One of the fatalities to which he referred was the tragic death of Klonda Richey, 57, who was killed in February 2014 by two male mixed-Mastiffs. An investigation revealed that there had been nine complaints of the dogs being at large, the Dayton Daily News reports.
At the time of Klonda Richey’s death, the headline in the Dayton Daily News read, "Two arrested in third dog attack fatality in 17 months."
Even though an innocent life was taken, the Mastiff’s owners, Andrew Nason and Julie Custer, only face misdemeanor charges for failing to control their dogs, and both are out on bond, the Newark Advocate reported.
The issue, stated the attorney for the defendants, was not whether it was a tragedy. Rather, the legal issues and the potential for extended litigation lies in whether his clients—the dog owners—are criminally responsible.
INCREASING OWNER RESPONSIBILITY FOR DOGS
One of the main goals of the new law is to try to eliminate the one-free bite allowance.
"We're trying to empower our local law enforcement with an ability to charge somebody if the dog causes serious injury or fatality," Sen. Beagle told Fox19.
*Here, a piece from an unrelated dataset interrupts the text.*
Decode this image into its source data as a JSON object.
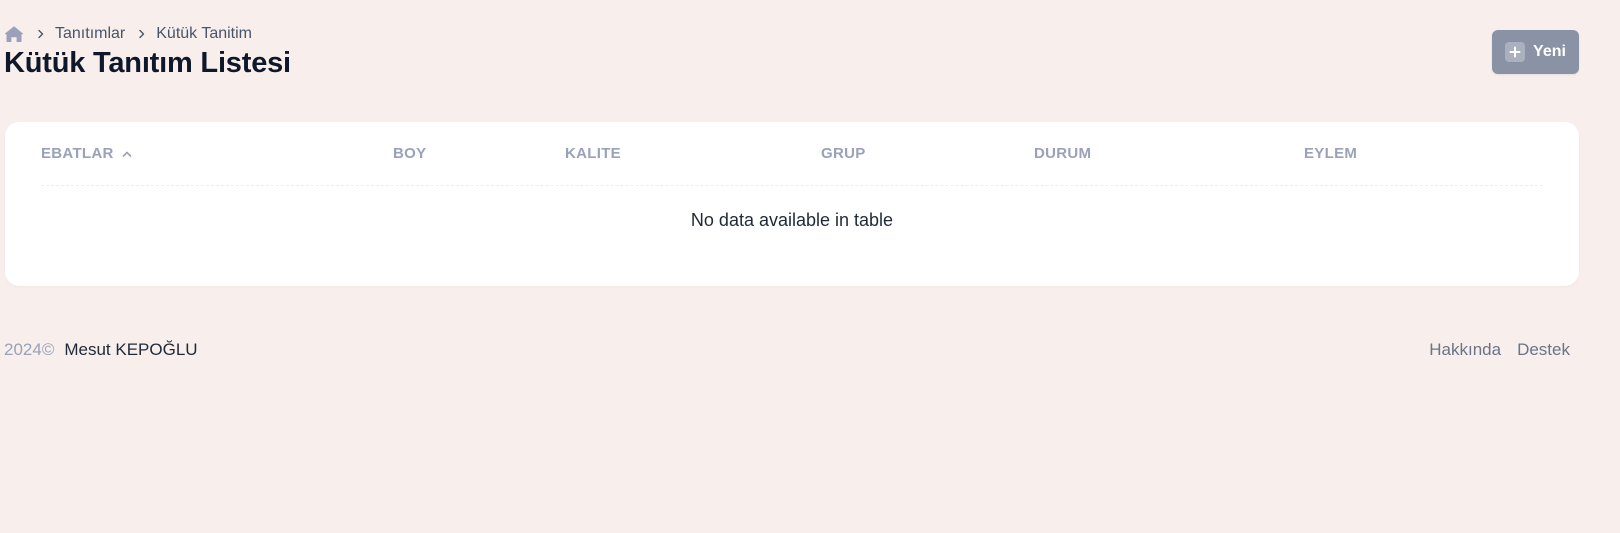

Ohio law has followed the traditional approach that, after the occurrence of a first-time dog bite, an owner should just be given a warning in the form of a citation for failure to control the dog. It was not until the third bite that there was a penalty for irresponsible disregard by a pet owner, including a possible threat of criminal charges.
The proposed legislation is designed to hold the owner of any breed of dog fully accountable. At the first bite, the owner could face a first degree misdemeanor or a fifth degree felony.
"It is the owner's responsibility to make sure that the dog does not create a danger for the community," Katy Blanton, leader of the Cincinnati Pit Crew told Fox19. She also praised the fact that the proposed bill does not discriminate by breed.
Blanton is hoping that officers can apply their personal assessment of a situation and make a fair and valid determination of the severity and intent of a first-time attack.
"It does protect people, but if it's an accident there should be some ways for law enforcement or a judge to be able to make that determination," Blanton said.
Beagle stressed this is not an effort to punish or penalize a responsible owner. He said that the extent of injury and whether the victim wanted to press charges would be determining factors.
The proposed new law could also possibly ban convicted child abusers from owning a dog, enhance the power of county dog wardens, and increase the amount of time before a felon can own a dog, Fox19 reports.
The first part of this legislation may be introduced at the end of this month.